Yep, and most secure P2P solutions assume this. As long as I know who’s processing my data I can cheat. This was the issue with the die rolling example for more than two players. The key is reducing or effectively eliminating the possibility of knowing who’s processing your data. Not easy, but doable as demonstrated by the SET@Home project (yep, people tried to cheat there too, some out of a desire to “improve” on the data analysis algorithms, others for less savory reasons)
True. This is also a recognized issue in secure p2p development and one where the self-healing qualities of the network actually serves as potection against these kinds of attacks. By eliminating a single point of failure, you can prune renegade nodes without disrupting the system. Mind you, this all depends on the specific design of the game and the type of p2p architecture you employ. Most of the p2p architectures I’m talking about are brokered (mediated by one or several protected servers, whose role it is manage the communication and behavior of nodes on the network)
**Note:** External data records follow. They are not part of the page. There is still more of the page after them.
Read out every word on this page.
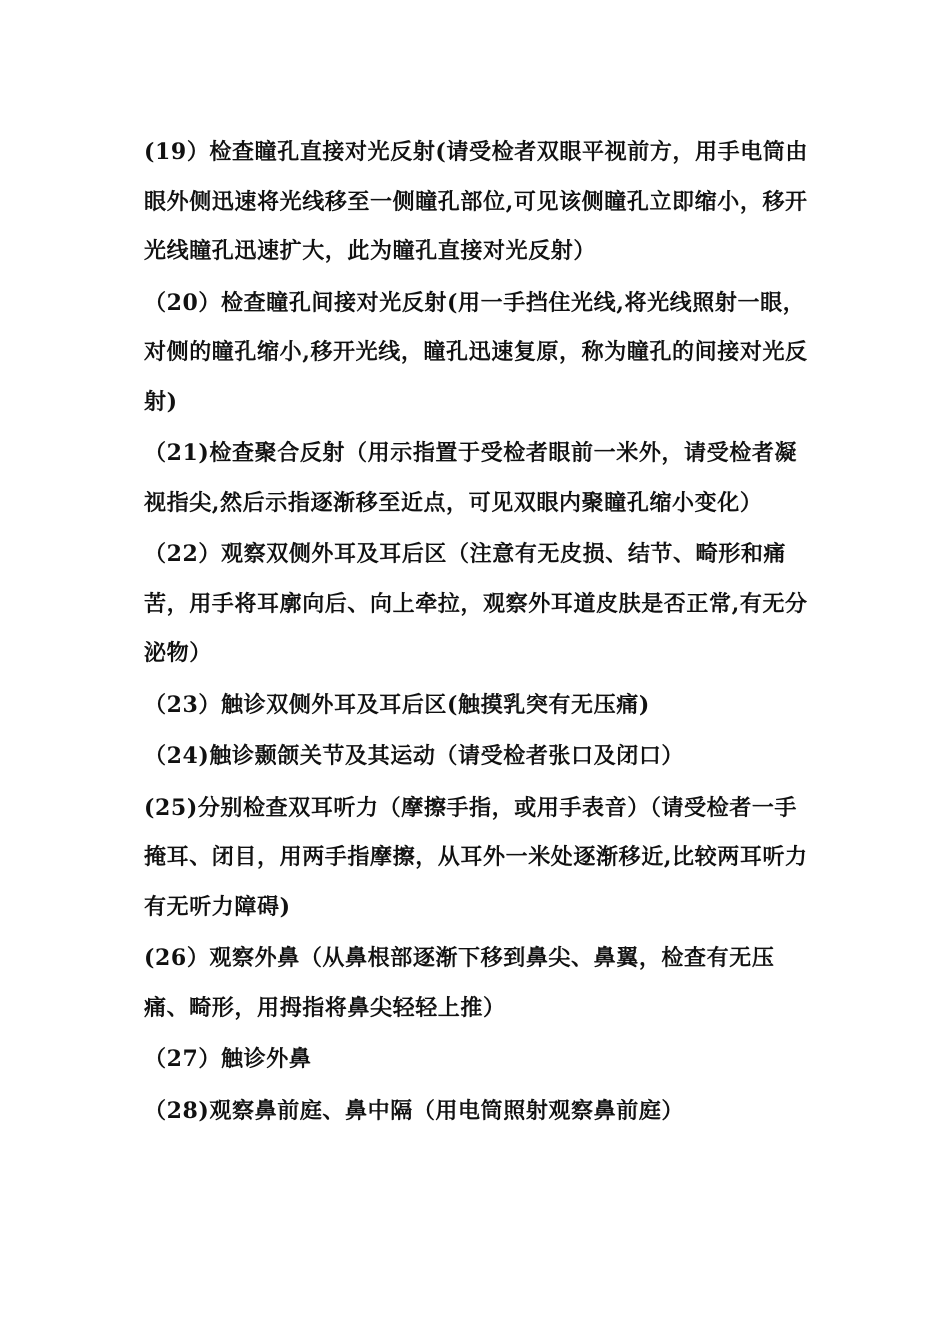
(19）检查瞳孔直接对光反射(请受检者双眼平视前方，用手电筒由眼外侧迅速将光线移至一侧瞳孔部位,可见该侧瞳孔立即缩小，移开光线瞳孔迅速扩大，此为瞳孔直接对光反射）

（20）检查瞳孔间接对光反射(用一手挡住光线,将光线照射一眼，对侧的瞳孔缩小,移开光线，瞳孔迅速复原，称为瞳孔的间接对光反射)

（21)检查聚合反射（用示指置于受检者眼前一米外，请受检者凝视指尖,然后示指逐渐移至近点，可见双眼内聚瞳孔缩小变化）

（22）观察双侧外耳及耳后区（注意有无皮损、结节、畸形和痛苦，用手将耳廓向后、向上牵拉，观察外耳道皮肤是否正常,有无分泌物）

（23）触诊双侧外耳及耳后区(触摸乳突有无压痛)

（24)触诊颞颌关节及其运动（请受检者张口及闭口）

(25)分别检查双耳听力（摩擦手指，或用手表音）（请受检者一手掩耳、闭目，用两手指摩擦，从耳外一米处逐渐移近,比较两耳听力有无听力障碍)

(26）观察外鼻（从鼻根部逐渐下移到鼻尖、鼻翼，检查有无压痛、畸形，用拇指将鼻尖轻轻上推）

（27）触诊外鼻

（28)观察鼻前庭、鼻中隔（用电筒照射观察鼻前庭）
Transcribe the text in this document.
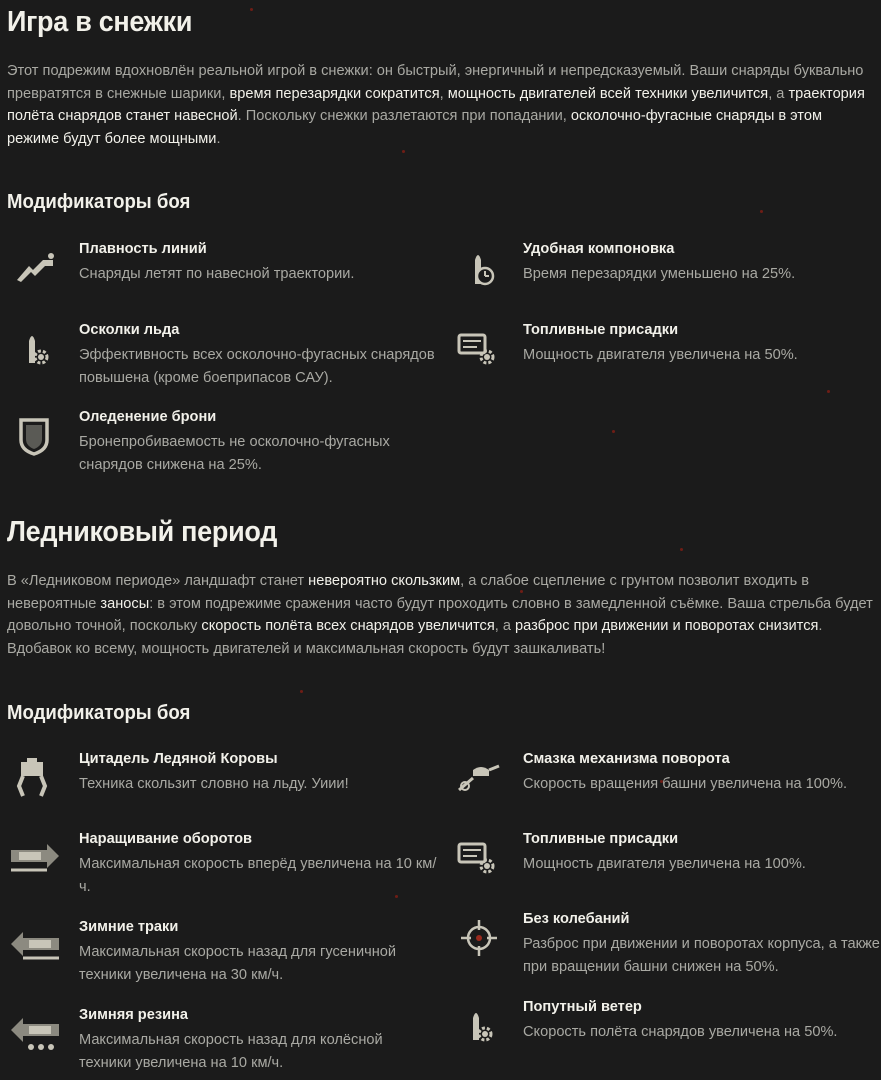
Игра в снежки

Этот подрежим вдохновлён реальной игрой в снежки: он быстрый, энергичный и непредсказуемый. Ваши снаряды буквально превратятся в снежные шарики, время перезарядки сократится, мощность двигателей всей техники увеличится, а траектория полёта снарядов станет навесной. Поскольку снежки разлетаются при попадании, осколочно-фугасные снаряды в этом режиме будут более мощными.

Модификаторы боя
Ледниковый период

В «Ледниковом периоде» ландшафт станет невероятно скользким, а слабое сцепление с грунтом позволит входить в невероятные заносы: в этом подрежиме сражения часто будут проходить словно в замедленной съёмке. Ваша стрельба будет довольно точной, поскольку скорость полёта всех снарядов увеличится, а разброс при движении и поворотах снизится. Вдобавок ко всему, мощность двигателей и максимальная скорость будут зашкаливать!

Модификаторы боя
Плавность линий
Снаряды летят по навесной траектории.
Удобная компоновка
Время перезарядки уменьшено на 25%.
Осколки льда
Эффективность всех осколочно-фугасных снарядов повышена (кроме боеприпасов САУ).
Топливные присадки
Мощность двигателя увеличена на 50%.
Оледенение брони
Бронепробиваемость не осколочно-фугасных снарядов снижена на 25%.
Цитадель Ледяной Коровы
Техника скользит словно на льду. Уиии!
Смазка механизма поворота
Скорость вращения башни увеличена на 100%.
Наращивание оборотов
Максимальная скорость вперёд увеличена на 10 км/ч.
Топливные присадки
Мощность двигателя увеличена на 100%.
Зимние траки
Максимальная скорость назад для гусеничной техники увеличена на 30 км/ч.
Без колебаний
Разброс при движении и поворотах корпуса, а также при вращении башни снижен на 50%.
Зимняя резина
Максимальная скорость назад для колёсной техники увеличена на 10 км/ч.
Попутный ветер
Скорость полёта снарядов увеличена на 50%.
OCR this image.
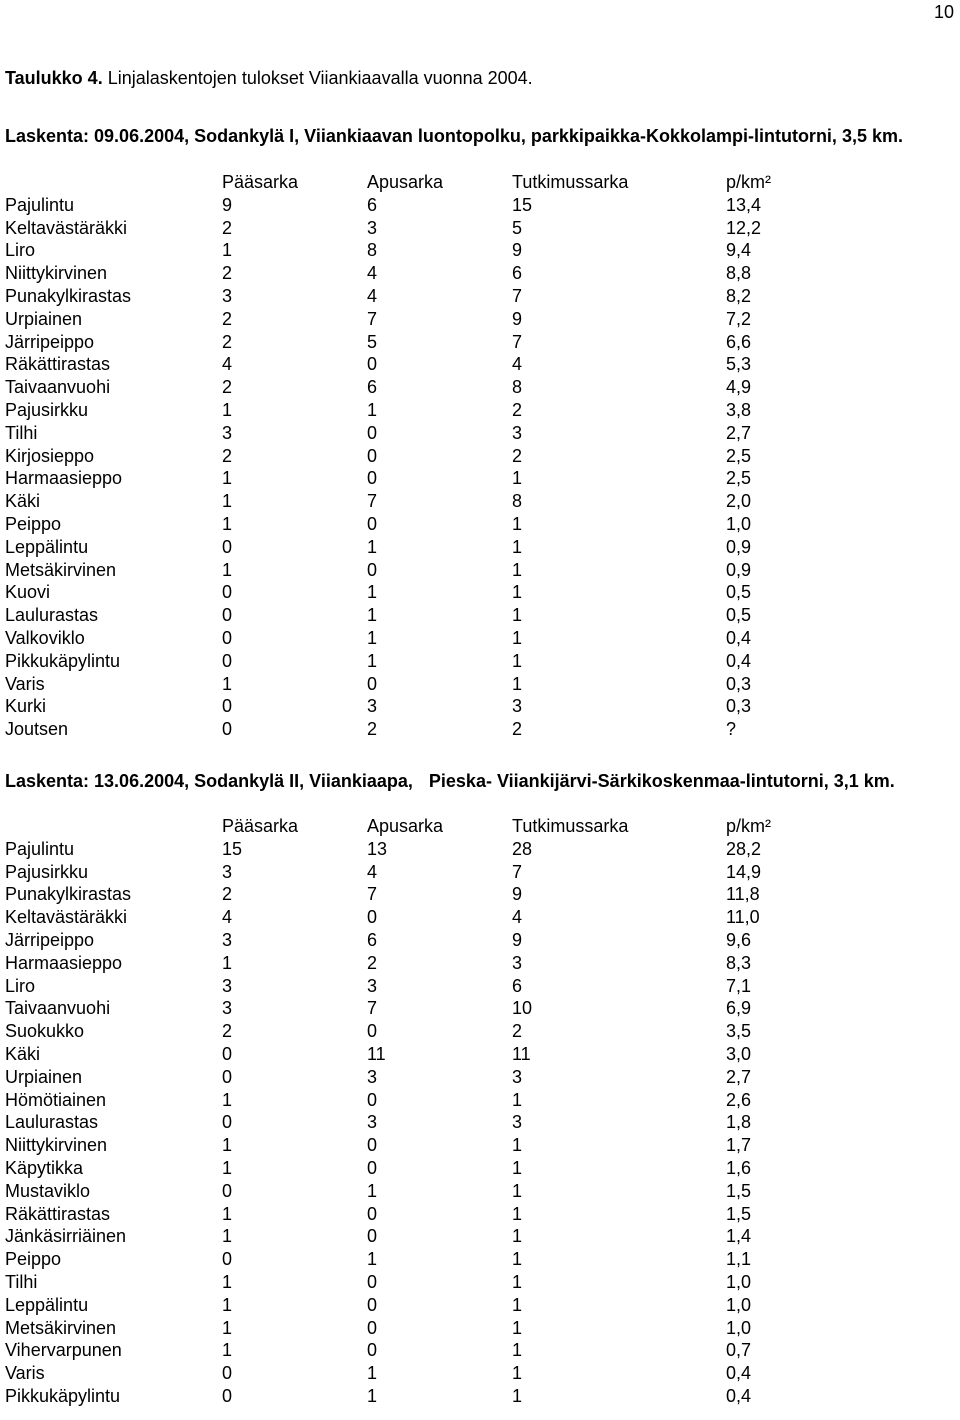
10
Taulukko 4. Linjalaskentojen tulokset Viiankiaavalla vuonna 2004.
Laskenta: 09.06.2004, Sodankylä I, Viiankiaavan luontopolku, parkkipaikka-Kokkolampi-lintutorni, 3,5 km.
	Pääsarka	Apusarka	Tutkimussarka	p/km²
Pajulintu	9	6	15	13,4
Keltavästäräkki	2	3	5	12,2
Liro	1	8	9	9,4
Niittykirvinen	2	4	6	8,8
Punakylkirastas	3	4	7	8,2
Urpiainen	2	7	9	7,2
Järripeippo	2	5	7	6,6
Räkättirastas	4	0	4	5,3
Taivaanvuohi	2	6	8	4,9
Pajusirkku	1	1	2	3,8
Tilhi	3	0	3	2,7
Kirjosieppo	2	0	2	2,5
Harmaasieppo	1	0	1	2,5
Käki	1	7	8	2,0
Peippo	1	0	1	1,0
Leppälintu	0	1	1	0,9
Metsäkirvinen	1	0	1	0,9
Kuovi	0	1	1	0,5
Laulurastas	0	1	1	0,5
Valkoviklo	0	1	1	0,4
Pikkukäpylintu	0	1	1	0,4
Varis	1	0	1	0,3
Kurki	0	3	3	0,3
Joutsen	0	2	2	?
Laskenta: 13.06.2004, Sodankylä II, Viiankiaapa, Pieska- Viiankijärvi-Särkikoskenmaa-lintutorni, 3,1 km.
	Pääsarka	Apusarka	Tutkimussarka	p/km²
Pajulintu	15	13	28	28,2
Pajusirkku	3	4	7	14,9
Punakylkirastas	2	7	9	11,8
Keltavästäräkki	4	0	4	11,0
Järripeippo	3	6	9	9,6
Harmaasieppo	1	2	3	8,3
Liro	3	3	6	7,1
Taivaanvuohi	3	7	10	6,9
Suokukko	2	0	2	3,5
Käki	0	11	11	3,0
Urpiainen	0	3	3	2,7
Hömötiainen	1	0	1	2,6
Laulurastas	0	3	3	1,8
Niittykirvinen	1	0	1	1,7
Käpytikka	1	0	1	1,6
Mustaviklo	0	1	1	1,5
Räkättirastas	1	0	1	1,5
Jänkäsirriäinen	1	0	1	1,4
Peippo	0	1	1	1,1
Tilhi	1	0	1	1,0
Leppälintu	1	0	1	1,0
Metsäkirvinen	1	0	1	1,0
Vihervarpunen	1	0	1	0,7
Varis	0	1	1	0,4
Pikkukäpylintu	0	1	1	0,4
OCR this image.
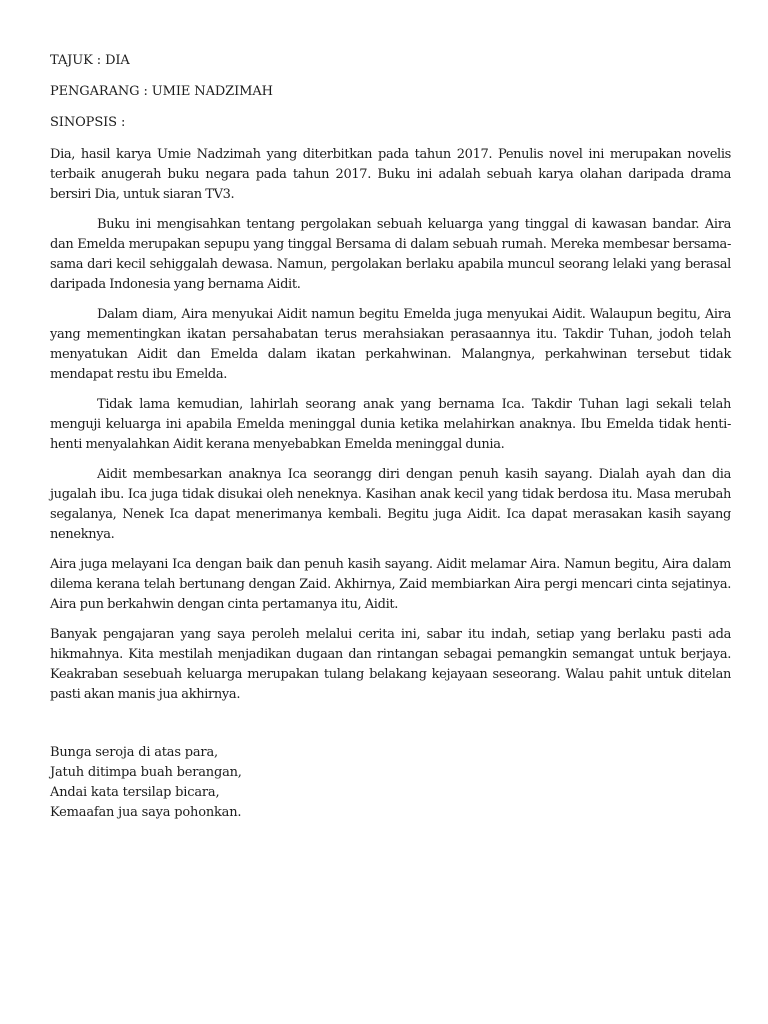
TAJUK : DIA
PENGARANG : UMIE NADZIMAH
SINOPSIS :

Dia, hasil karya Umie Nadzimah yang diterbitkan pada tahun 2017. Penulis novel ini merupakan novelis terbaik anugerah buku negara pada tahun 2017. Buku ini adalah sebuah karya olahan daripada drama bersiri Dia, untuk siaran TV3.

Buku ini mengisahkan tentang pergolakan sebuah keluarga yang tinggal di kawasan bandar. Aira dan Emelda merupakan sepupu yang tinggal Bersama di dalam sebuah rumah. Mereka membesar bersama-sama dari kecil sehiggalah dewasa. Namun, pergolakan berlaku apabila muncul seorang lelaki yang berasal daripada Indonesia yang bernama Aidit.

Dalam diam, Aira menyukai Aidit namun begitu Emelda juga menyukai Aidit. Walaupun begitu, Aira yang mementingkan ikatan persahabatan terus merahsiakan perasaannya itu. Takdir Tuhan, jodoh telah menyatukan Aidit dan Emelda dalam ikatan perkahwinan. Malangnya, perkahwinan tersebut tidak mendapat restu ibu Emelda.

Tidak lama kemudian, lahirlah seorang anak yang bernama Ica. Takdir Tuhan lagi sekali telah menguji keluarga ini apabila Emelda meninggal dunia ketika melahirkan anaknya. Ibu Emelda tidak henti-henti menyalahkan Aidit kerana menyebabkan Emelda meninggal dunia.

Aidit membesarkan anaknya Ica seorangg diri dengan penuh kasih sayang. Dialah ayah dan dia jugalah ibu. Ica juga tidak disukai oleh neneknya. Kasihan anak kecil yang tidak berdosa itu. Masa merubah segalanya, Nenek Ica dapat menerimanya kembali. Begitu juga Aidit. Ica dapat merasakan kasih sayang neneknya.

Aira juga melayani Ica dengan baik dan penuh kasih sayang. Aidit melamar Aira. Namun begitu, Aira dalam dilema kerana telah bertunang dengan Zaid. Akhirnya, Zaid membiarkan Aira pergi mencari cinta sejatinya. Aira pun berkahwin dengan cinta pertamanya itu, Aidit.

Banyak pengajaran yang saya peroleh melalui cerita ini, sabar itu indah, setiap yang berlaku pasti ada hikmahnya. Kita mestilah menjadikan dugaan dan rintangan sebagai pemangkin semangat untuk berjaya. Keakraban sesebuah keluarga merupakan tulang belakang kejayaan seseorang. Walau pahit untuk ditelan pasti akan manis jua akhirnya.

Bunga seroja di atas para,
Jatuh ditimpa buah berangan,
Andai kata tersilap bicara,
Kemaafan jua saya pohonkan.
Further note: For those of you wondering where all this p2p security work is happening, take a look under “Mobile Ad-Hoc Networks” also known as MANET’s. Most of these applications assume that a) any node (as well as the routes between nodes) may be compromised at any time, that b) multiple nodes may be compromised and collude to fool (cheat) or disrupt the system, and that c) there may be no central mediator to prevent these attacks. There is quite a bit of money (especially military money) going into this research (certainly more money than the gaming community can afford at this point) and a number of interesting solutions have been developed.
Whether any or all of this work will be applicable to gaming remains to be seen, but as it shares many of the same concerns, I’m optomistic that some number of categories of online games will benefit from this work.
Great! I was just going to ask about literature on the subject, but Google seems to bring up enough stuff when one does a search for “Mobile Ad-hoc Networks”. You wouldn’t happen to know of any book for an engineer, rather than a researcher, on the work that has been done in the area though? (I’m thinking of something like Bruce Schneier’s Applied Cryptography but for MANETs)
[quote]Great! I was just going to ask about literature on the subject, but Google seems to bring up enough stuff when one does a search for “Mobile Ad-hoc Networks”. You wouldn’t happen to know of any book for an engineer, rather than a researcher, on the work that has been done in the area though? (I’m thinking of something like Bruce Schneier’s Applied Cryptography but for MANETs)
[/quote]
I’ll look through my notes, and ask around. I’m pretty sure I’ve seen at least one recently.